I think you will admit that we get, in this chapter of Peter, thoughts which are very much akin to those in Ephesians 2, that is, the thought of access, because the Living Stone is chosen of God and precious to us; and then that we are God’s household and God is dwelling here by the Spirit. If we recognise that God is dwelling here by the Spirit we order our conduct before God, and not with reference to men. The point is, to be acceptable with God and so to be approved to men. The fact of God dwelling here by the Spirit is, so to speak, the first principle of Christian ways and conduct in the world.
Now we get the same thoughts in the first Epistle of John. In 1 John 3: 21, 22, we have access. In 1 John 4: 11 - 14 we get the thought of God dwelling. Verses 12 and 13 appear on the surface contradictory; the first says, “If we love one another”, as though God dwelling were dependent upon our loving one another; and the next verse says, “Hereby know we that we dwell in him, and he in us, because he hath given us of his Spirit”. It is true that God has “given to us of his Spirit”, but then it is equally true that it is “if we love one another” God dwells in us. Had there not been those who loved one another, the Spirit would never have been given. There were those who loved one another on the day of Pentecost, the condition was fulfilled, and the Comforter came. And if we are not loving one another, we shall not realise very much that God “dwells in us”. If we love, God abides in us — and His love is “perfected in us”. If you want any sense of the reality of God abiding here, you must have love one for another. The realisation of the presence of God depends very much upon two considerations: one is, our separation from the world, that is, being in [p. 246] the reality of salvation, and the other, our love one towards another. I think we want to pay great attention to this; not to take up the truth of God dwelling in us as a dogma or part of a creed, or a sentiment. To go back to Judaism for a moment — the bond there was in a sense social and national, they were all derived from Abraham; but we are not derived from Abraham, not the sons of Jacob, but the children of God; if we are not the children of God we are nothing, but to be so, we must be in the blessedness of the reality of the commandment to love one another.
We want to be in the reality of salvation — disentangled from the power of evil, from evil associations, and even from attachment to a place down here, in order that the mind and will of God may be realised in us; we are in the place of nearness, and have confidence in God (so affected by the love of God that we have confidence in Him); we are under the care of God, nourished and furnished by the love of God; and at the same time (which is perhaps the greatest thing of all) we realise that God is abiding here. Now that is a very wonderful consideration to my mind. It may be in a very feeble measure that we love one another, but we cannot help loving.
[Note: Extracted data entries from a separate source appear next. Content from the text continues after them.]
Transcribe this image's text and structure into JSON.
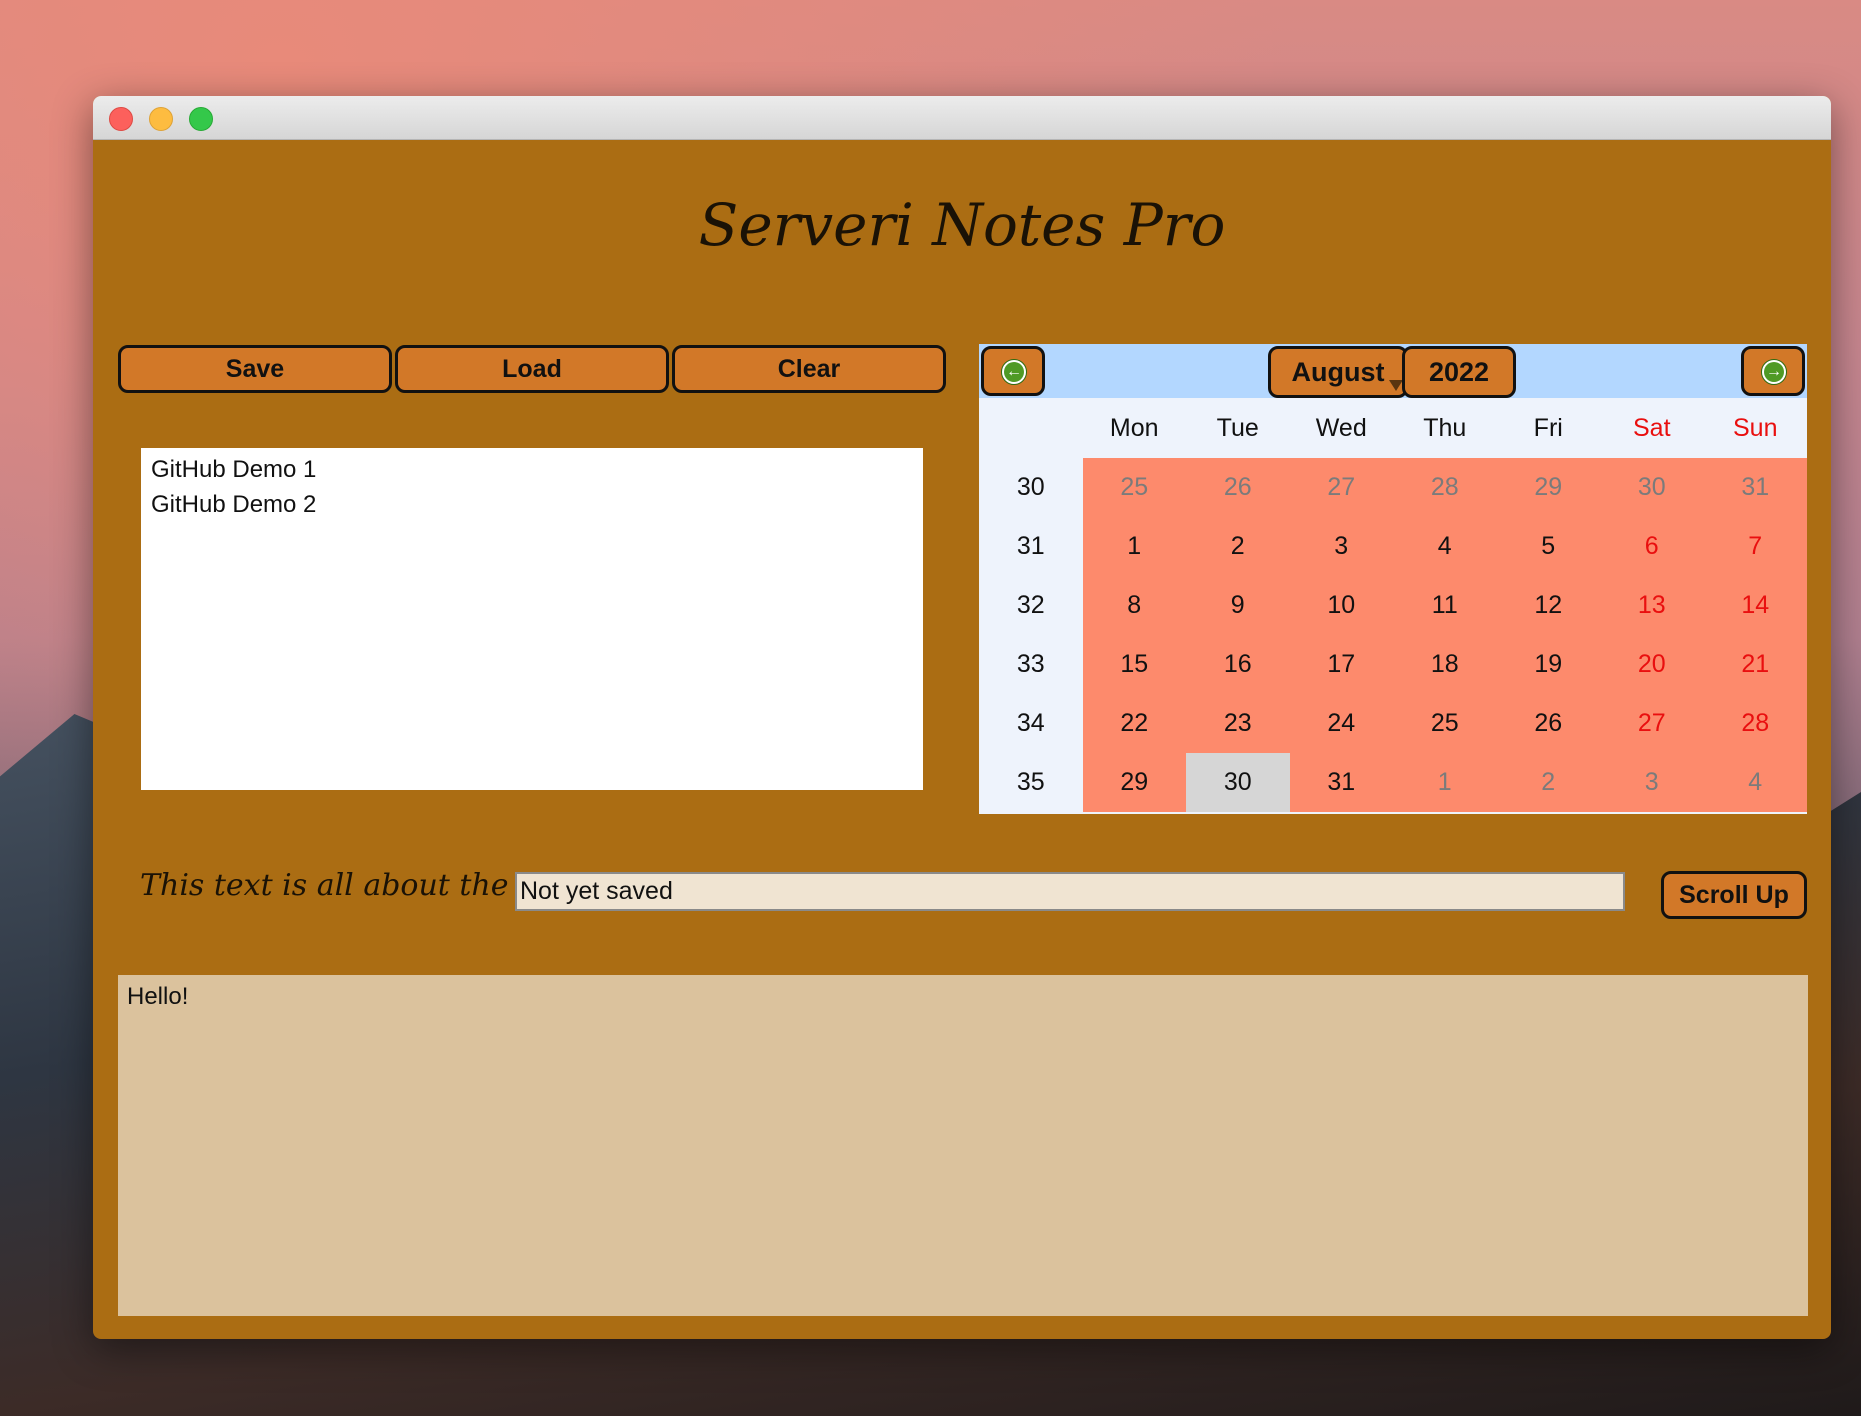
{
  "window": {
    "controls": [
      "close",
      "minimize",
      "zoom"
    ]
  },
  "app": {
    "title": "Serveri Notes Pro"
  },
  "toolbar": {
    "save_label": "Save",
    "load_label": "Load",
    "clear_label": "Clear"
  },
  "notes": {
    "items": [
      "GitHub Demo 1",
      "GitHub Demo 2"
    ]
  },
  "calendar": {
    "month": "August",
    "year": "2022",
    "prev_icon": "arrow-left-icon",
    "next_icon": "arrow-right-icon",
    "weekdays": [
      "Mon",
      "Tue",
      "Wed",
      "Thu",
      "Fri",
      "Sat",
      "Sun"
    ],
    "weeks": [
      {
        "week": "30",
        "days": [
          "25",
          "26",
          "27",
          "28",
          "29",
          "30",
          "31"
        ],
        "other": [
          true,
          true,
          true,
          true,
          true,
          true,
          true
        ]
      },
      {
        "week": "31",
        "days": [
          "1",
          "2",
          "3",
          "4",
          "5",
          "6",
          "7"
        ],
        "other": [
          false,
          false,
          false,
          false,
          false,
          false,
          false
        ]
      },
      {
        "week": "32",
        "days": [
          "8",
          "9",
          "10",
          "11",
          "12",
          "13",
          "14"
        ],
        "other": [
          false,
          false,
          false,
          false,
          false,
          false,
          false
        ]
      },
      {
        "week": "33",
        "days": [
          "15",
          "16",
          "17",
          "18",
          "19",
          "20",
          "21"
        ],
        "other": [
          false,
          false,
          false,
          false,
          false,
          false,
          false
        ]
      },
      {
        "week": "34",
        "days": [
          "22",
          "23",
          "24",
          "25",
          "26",
          "27",
          "28"
        ],
        "other": [
          false,
          false,
          false,
          false,
          false,
          false,
          false
        ]
      },
      {
        "week": "35",
        "days": [
          "29",
          "30",
          "31",
          "1",
          "2",
          "3",
          "4"
        ],
        "other": [
          false,
          false,
          false,
          true,
          true,
          true,
          true
        ]
      }
    ],
    "selected_date": "30",
    "colors": {
      "header_bg": "#b3d7ff",
      "day_bg": "#fd8a6c",
      "weekend_text": "#e90f0f",
      "other_month_text": "#7b7b7b",
      "selected_bg": "#d6d6d6"
    }
  },
  "topic": {
    "label": "This text is all about the",
    "value": "Not yet saved"
  },
  "scroll_up_label": "Scroll Up",
  "note_body": "Hello!",
  "colors": {
    "window_bg": "#ab6d13",
    "button_bg": "#d27828",
    "text_area_bg": "#dbc29d",
    "input_bg": "#f0e4d2"
  }
}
You may be confident that the saints will love those who are of God; if I love “Him that begat”, I love those who are “begotten of him”; and if it is true that there are those who love God, it is most surely true that there are those who love one another. And that is what we are here for, that the mind of God might be realised in us, that we might be brought into salvation, so that God’s mind might have expression in us down here.